17:15 24-06-2026
Alpine A110 passa a elétrico: marca promete um verdadeiro desportivo, não um foguetão a bateria
O novo Alpine A110 será elétrico e estreia-se como mula de testes em Goodwood. A Alpine promete um desportivo EV com cerca de 1500 kg e autonomia superior a 550 km.
A Alpine prepara a mudança de modelo mais arriscada da sua história: o novo A110 será totalmente elétrico. A primeira aparição pública decorre de 9 a 12 de julho no Goodwood Festival of Speed, mas os visitantes não verão o carro de série final — verão uma mula de testes, um sinal importante de que o projeto já saiu da fase das apresentações.
Para a Alpine é um terreno perigoso. O A110 atual é amado não pela potência, mas pelo baixo peso, pelo equilíbrio e por aquela sensação de desportivo à moda antiga. É precisamente por isso que a eletrificação é aqui mais complicada do que num SUV: a bateria transforma facilmente um cupé num gadget rápido, mas pesado. A Alpine promete evitar essa armadilha graças à nova plataforma Alpine Performance Platform (APP), desenvolvida especificamente para desportivos elétricos e não herdada de um crossover qualquer. A arquitetura é em alumínio, funciona a 800 volts e utiliza dois conjuntos de baterias — um sobre o eixo dianteiro, outro sobre o traseiro — com uma distribuição de massa de 40:60, como um verdadeiro desportivo de motor central.
A marca chama ao futuro A110 «o primeiro verdadeiro desportivo elétrico do mundo». A frase é ambiciosa, mas o sentido é claro: a Alpine não quer bater a Tesla em aceleração. Quer competir com o Porsche 718 Cayman, com a Lotus, com a próxima vaga de cupés desportivos elétricos — e com o seu próprio legado a combustão.

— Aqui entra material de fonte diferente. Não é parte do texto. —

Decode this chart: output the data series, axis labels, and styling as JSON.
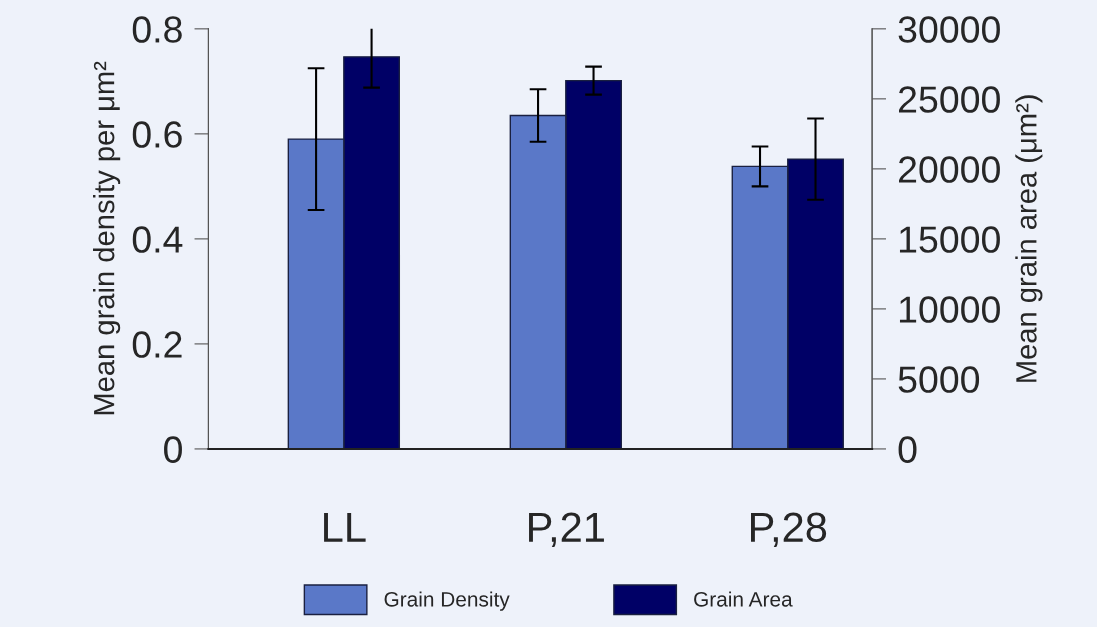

Se o carro mantiver uma direção afiada, uma posição de condução baixa e uma resposta viva ao acelerador, o comprador perdoará a ausência de escape. Caso contrário, o A110 será apenas mais um EV caro com uma bonita história.
Os números exatos ainda não estão confirmados. Philippe Krief, líder da Alpine, diz que o peso em vazio estará ao nível dos rivais a combustão de hoje — cerca de 1500 kg — e a autonomia ultrapassará os 550 km. Para um desportivo, é mais sensato do que a corrida por uma bateria de 100 kWh: menos massa significa mais prazer ao volante, menos desgaste de pneus e uma filosofia A110 preservada com mais honestidade. O modelo a gasolina sai de produção em 2027, pelo que praticamente não haverá pausa entre épocas.
O contexto de mercado joga ao mesmo tempo a favor e contra a Alpine. Os desportivos acessíveis estão a desaparecer, o Porsche 718 entra na sua era elétrica, a Lotus há muito deixou de ser simples e acessível, e os EV chineses são fortes em potência, mas raramente vendem um chassi finamente afinado. A Alpine tem uma oportunidade real de ocupar o nicho de quem não quer o elétrico mais rápido, mas o mais vivo.
Goodwood mostrará uma intenção, não um carro final. A Alpine tem de provar que leveza não são apenas quilos numa ficha técnica — é a forma como o carro responde ao condutor.